Seam’s built-in component named captcha handles the logistics of the challenge. Validation of the response is enforced by the Hibernate Validator annotation @CaptchaResponse, which is defined on this component’s response property. The @CaptchaResponse validator uses the following message when the response is incorrect:

  input characters did not match

Believe it or not, that’s all there is to it! No XML configuration files, custom components, or custom servlets. You simply incorporate the captcha component into your JSF form. If you want to customize the challenge, create a custom component named captcha that extends org.jboss.seam.captcha.Captcha. Seam can still assume the responsibility of proctoring the challenge. Consult the Seam reference documentation for details.

CAPTCHA security helps to keep the abusers away today, but in general, the fight against wrongdoers is a perpetual battle. But, at the time of this writing, CAPTCHA is still holding the lines, so it’s worth adding to all of your public-facing forms—it provides the protection you need from bogus data and denial-of-service attacks.

11.6. Summary

The more accessible the security API is, the more likely you will be to use it—that’s Seam’s stance. Security is critical to an application’s success, and implementing security in Seam is easy. There’s no prize for putting a single restriction in place that covers the security requirements for the entire application. You should put security in the view, in your components, and in your entities. That way, when the front line comes down, the next line can pick up the swords and maintain the guard.
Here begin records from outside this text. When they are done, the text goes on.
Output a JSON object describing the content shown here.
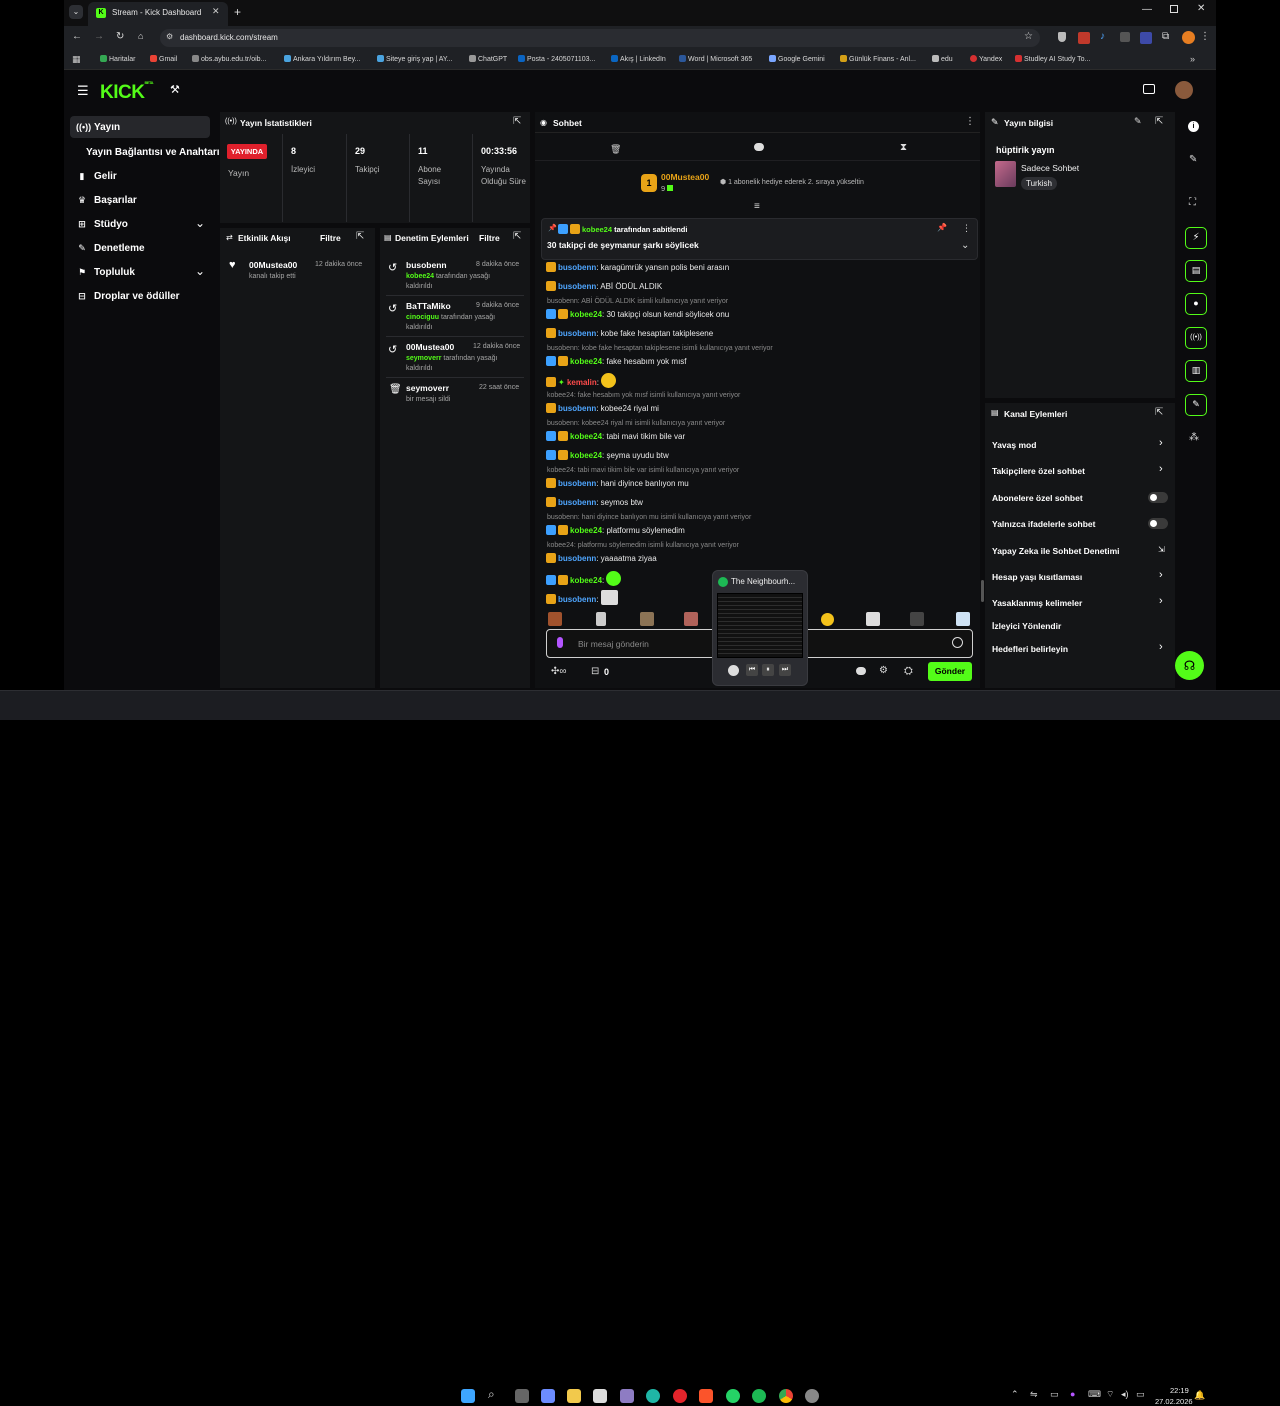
{
  "browser": {
    "tab_title": "Stream - Kick Dashboard",
    "url": "dashboard.kick.com/stream",
    "bookmarks": [
      "Haritalar",
      "Gmail",
      "obs.aybu.edu.tr/oib...",
      "Ankara Yıldırım Bey...",
      "Siteye giriş yap | AY...",
      "ChatGPT",
      "Posta - 2405071103...",
      "Akış | LinkedIn",
      "Word | Microsoft 365",
      "Google Gemini",
      "Günlük Finans - Anl...",
      "edu",
      "Yandex",
      "Studley AI Study To..."
    ]
  },
  "header": {
    "logo": "KICK",
    "logo_sup": "BETA"
  },
  "sidebar": {
    "items": [
      {
        "label": "Yayın",
        "icon": "broadcast-icon"
      },
      {
        "label": "Yayın Bağlantısı ve Anahtarı",
        "icon": ""
      },
      {
        "label": "Gelir",
        "icon": "bar-chart-icon"
      },
      {
        "label": "Başarılar",
        "icon": "trophy-icon"
      },
      {
        "label": "Stüdyo",
        "icon": "studio-icon"
      },
      {
        "label": "Denetleme",
        "icon": "wrench-icon"
      },
      {
        "label": "Topluluk",
        "icon": "community-icon"
      },
      {
        "label": "Droplar ve ödüller",
        "icon": "gift-icon"
      }
    ]
  },
  "stats": {
    "title": "Yayın İstatistikleri",
    "live_badge": "YAYINDA",
    "live_label": "Yayın",
    "items": [
      {
        "value": "8",
        "label": "İzleyici"
      },
      {
        "value": "29",
        "label": "Takipçi"
      },
      {
        "value": "11",
        "label": "Abone Sayısı"
      },
      {
        "value": "00:33:56",
        "label": "Yayında Olduğu Süre"
      }
    ]
  },
  "activity": {
    "title": "Etkinlik Akışı",
    "filter": "Filtre",
    "items": [
      {
        "user": "00Mustea00",
        "time": "12 dakika önce",
        "text": "kanalı takip etti"
      }
    ]
  },
  "moderation": {
    "title": "Denetim Eylemleri",
    "filter": "Filtre",
    "items": [
      {
        "user": "busobenn",
        "time": "8 dakika önce",
        "by": "kobee24",
        "text": "tarafından yasağı kaldırıldı"
      },
      {
        "user": "BaTTaMiko",
        "time": "9 dakika önce",
        "by": "cinociguu",
        "text": "tarafından yasağı kaldırıldı"
      },
      {
        "user": "00Mustea00",
        "time": "12 dakika önce",
        "by": "seymoverr",
        "text": "tarafından yasağı kaldırıldı"
      },
      {
        "user": "seymoverr",
        "time": "22 saat önce",
        "by": "",
        "text": "bir mesajı sildi"
      }
    ]
  },
  "chat": {
    "title": "Sohbet",
    "gift_user": "00Mustea00",
    "gift_count": "9",
    "gift_rank": "1",
    "gift_text": "1 abonelik hediye ederek 2. sıraya yükseltin",
    "pinned_by": "kobee24",
    "pinned_by_text": "tarafından sabitlendi",
    "pinned_msg": "30 takipçi de şeymanur şarkı söylicek",
    "messages": [
      {
        "user": "busobenn",
        "text": "karagümrük yansın polis beni arasın"
      },
      {
        "user": "busobenn",
        "text": "ABİ ÖDÜL ALDIK"
      },
      {
        "reply": "busobenn: ABİ ÖDÜL ALDIK isimli kullanıcıya yanıt veriyor",
        "user": "kobee24",
        "text": "30 takipçi olsun kendi söylicek onu"
      },
      {
        "user": "busobenn",
        "text": "kobe fake hesaptan takiplesene"
      },
      {
        "reply": "busobenn: kobe fake hesaptan takiplesene isimli kullanıcıya yanıt veriyor",
        "user": "kobee24",
        "text": "fake hesabım yok mısf"
      },
      {
        "user": "kemalin",
        "text": ""
      },
      {
        "reply": "kobee24: fake hesabım yok mısf isimli kullanıcıya yanıt veriyor",
        "user": "busobenn",
        "text": "kobee24 riyal mi"
      },
      {
        "reply": "busobenn: kobee24 riyal mi isimli kullanıcıya yanıt veriyor",
        "user": "kobee24",
        "text": "tabi mavi tikim bile var"
      },
      {
        "user": "kobee24",
        "text": "şeyma uyudu btw"
      },
      {
        "reply": "kobee24: tabi mavi tikim bile var isimli kullanıcıya yanıt veriyor",
        "user": "busobenn",
        "text": "hani diyince banlıyon mu"
      },
      {
        "user": "busobenn",
        "text": "seymos btw"
      },
      {
        "reply": "busobenn: hani diyince banlıyon mu isimli kullanıcıya yanıt veriyor",
        "user": "kobee24",
        "text": "platformu söylemedim"
      },
      {
        "reply": "kobee24: platformu söylemedim isimli kullanıcıya yanıt veriyor",
        "user": "busobenn",
        "text": "yaaaatma ziyaa"
      },
      {
        "user": "kobee24",
        "text": ""
      },
      {
        "user": "busobenn",
        "text": ""
      }
    ],
    "input_placeholder": "Bir mesaj gönderin",
    "send_label": "Gönder",
    "points": "0"
  },
  "spotify_popup": {
    "title": "The Neighbourh..."
  },
  "stream_info": {
    "title": "Yayın bilgisi",
    "stream_title": "hüptirik yayın",
    "category": "Sadece Sohbet",
    "language": "Turkish"
  },
  "channel_actions": {
    "title": "Kanal Eylemleri",
    "items": [
      {
        "label": "Yavaş mod",
        "control": "chevron"
      },
      {
        "label": "Takipçilere özel sohbet",
        "control": "chevron"
      },
      {
        "label": "Abonelere özel sohbet",
        "control": "toggle"
      },
      {
        "label": "Yalnızca ifadelerle sohbet",
        "control": "toggle"
      },
      {
        "label": "Yapay Zeka ile Sohbet Denetimi",
        "control": "external"
      },
      {
        "label": "Hesap yaşı kısıtlaması",
        "control": "chevron"
      },
      {
        "label": "Yasaklanmış kelimeler",
        "control": "chevron"
      },
      {
        "label": "İzleyici Yönlendir",
        "control": "none"
      },
      {
        "label": "Hedefleri belirleyin",
        "control": "chevron"
      }
    ]
  },
  "taskbar": {
    "time": "22:19",
    "date": "27.02.2026"
  },
  "colors": {
    "brand": "#53fc18",
    "live": "#e0202c",
    "bg": "#0b0b0d",
    "panel": "#141517"
  }
}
I used the word “easy” quite liberally in this chapter, but each time I backed it up with proof. You started off by adding authentication to the application with little more than a single method on a POJO. That method validates the credentials provided by the identity component. Seam and JAAS work together to handle the low-level details of establishing the user’s identity. You learned that the identity component can accept roles that are transferred to the user’s identity. This gave you two forms of authorization, binary and role-based, which brought you a long way toward locking down the application. Where role-based authorization falls short is in enforcing contextual restrictions. That led you to Seam’s rule-based authorization powered by Drools. I provided a crash course in Drools, then showed you how to create rules to make permission decisions based on facts that Seam places in the working memory. Finally, you learned that securing public-facing forms with CAPTCHA is just as important as protecting internal ones and implemented a CAPTCHA challenge in Seam in just one step.

With security in place, it’s safe to move on to Ajax and JavaScript remoting, both of which are exciting parts of the Web 2.0 movement and benefit from security as a prerequisite. In the next chapter, you’ll see the “easy” theme extend to Ajax, giving your application a rich upgrade without the effort typically associated with this modern approach to web interactions.